Urea-modified Cu-based materials: Highly efficient and support-free adsorbents for removal of H2S in an anaerobic and dry environment

Abstract

In this work, we report a novel urea-modified copper-based material (XUrea@Cu) obtained by directly calcinating a mixture of urea and copper nitrate. This material enables the efficient purification of H2S under dry and anaerobic conditions. The performance test results showed that the H2S capacity of the optimal adsorbent (2Urea@Cu) could reach 364.2 mg(H2S)∙gsorbent-1, which is much superior to those of other adsorbents in the literature. Further study demonstrates that the ultra-desulfurization performance of 2Urea@Cu is mainly attributed to the extensive alkaline site, the high concentrations of active oxygen, and the abundance of oxygen vacancy; which are quite effective for capturing H2S (acidic and strong reducibility).
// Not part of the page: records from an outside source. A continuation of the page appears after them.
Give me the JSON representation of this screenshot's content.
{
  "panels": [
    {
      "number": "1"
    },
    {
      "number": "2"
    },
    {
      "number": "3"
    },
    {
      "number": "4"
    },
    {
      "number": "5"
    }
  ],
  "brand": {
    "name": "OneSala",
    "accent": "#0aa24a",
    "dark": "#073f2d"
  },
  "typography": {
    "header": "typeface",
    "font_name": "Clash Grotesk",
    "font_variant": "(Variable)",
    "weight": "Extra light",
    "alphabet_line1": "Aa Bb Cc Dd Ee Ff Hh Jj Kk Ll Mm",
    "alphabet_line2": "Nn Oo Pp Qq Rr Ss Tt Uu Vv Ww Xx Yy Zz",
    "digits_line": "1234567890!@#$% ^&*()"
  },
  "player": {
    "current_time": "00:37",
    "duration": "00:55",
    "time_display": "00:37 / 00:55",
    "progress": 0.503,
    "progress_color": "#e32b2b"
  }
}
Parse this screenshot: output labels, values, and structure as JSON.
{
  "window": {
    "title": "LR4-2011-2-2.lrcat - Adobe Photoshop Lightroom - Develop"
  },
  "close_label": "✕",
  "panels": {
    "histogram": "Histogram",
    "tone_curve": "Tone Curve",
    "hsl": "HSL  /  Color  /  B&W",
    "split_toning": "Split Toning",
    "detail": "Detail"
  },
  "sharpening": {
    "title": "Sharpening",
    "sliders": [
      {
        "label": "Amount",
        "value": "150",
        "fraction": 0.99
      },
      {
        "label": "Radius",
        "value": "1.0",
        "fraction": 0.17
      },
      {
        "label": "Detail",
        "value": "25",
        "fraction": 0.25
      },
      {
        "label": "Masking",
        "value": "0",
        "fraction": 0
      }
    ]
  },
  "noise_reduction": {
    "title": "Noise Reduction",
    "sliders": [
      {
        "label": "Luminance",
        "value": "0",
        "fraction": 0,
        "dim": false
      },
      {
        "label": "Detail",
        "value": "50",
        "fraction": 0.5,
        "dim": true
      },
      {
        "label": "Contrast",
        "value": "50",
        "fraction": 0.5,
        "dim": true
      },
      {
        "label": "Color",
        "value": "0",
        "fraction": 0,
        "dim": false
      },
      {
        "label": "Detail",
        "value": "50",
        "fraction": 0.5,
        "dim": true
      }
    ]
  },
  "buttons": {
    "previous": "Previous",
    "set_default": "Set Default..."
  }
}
Interestingly, the deactivation adsorbent (De-2Urea@Cu) is mainly composed of high-purity CuS, which means that the Urea@Cu adsorbent can simultaneously achieve efficient purification of H2S and recovery of sulfur resources since CuS is a valuable product. In addition, in-situ FT-IR and theoretical calculation results indicate that H2S molecules dissociate on the CuO(111) surface by stepwise dehydrogenation, while S combines with adjacent Cu to form CuS. The consumption of active components (CuO) and the accumulation of reaction products (CuS) are the primary reasons for the deactivation of adsorbents. Considering the simple preparation process, low cost, and excellent H2S adsorption activity, these urea-modified copper-based materials are very promising H2S adsorbents.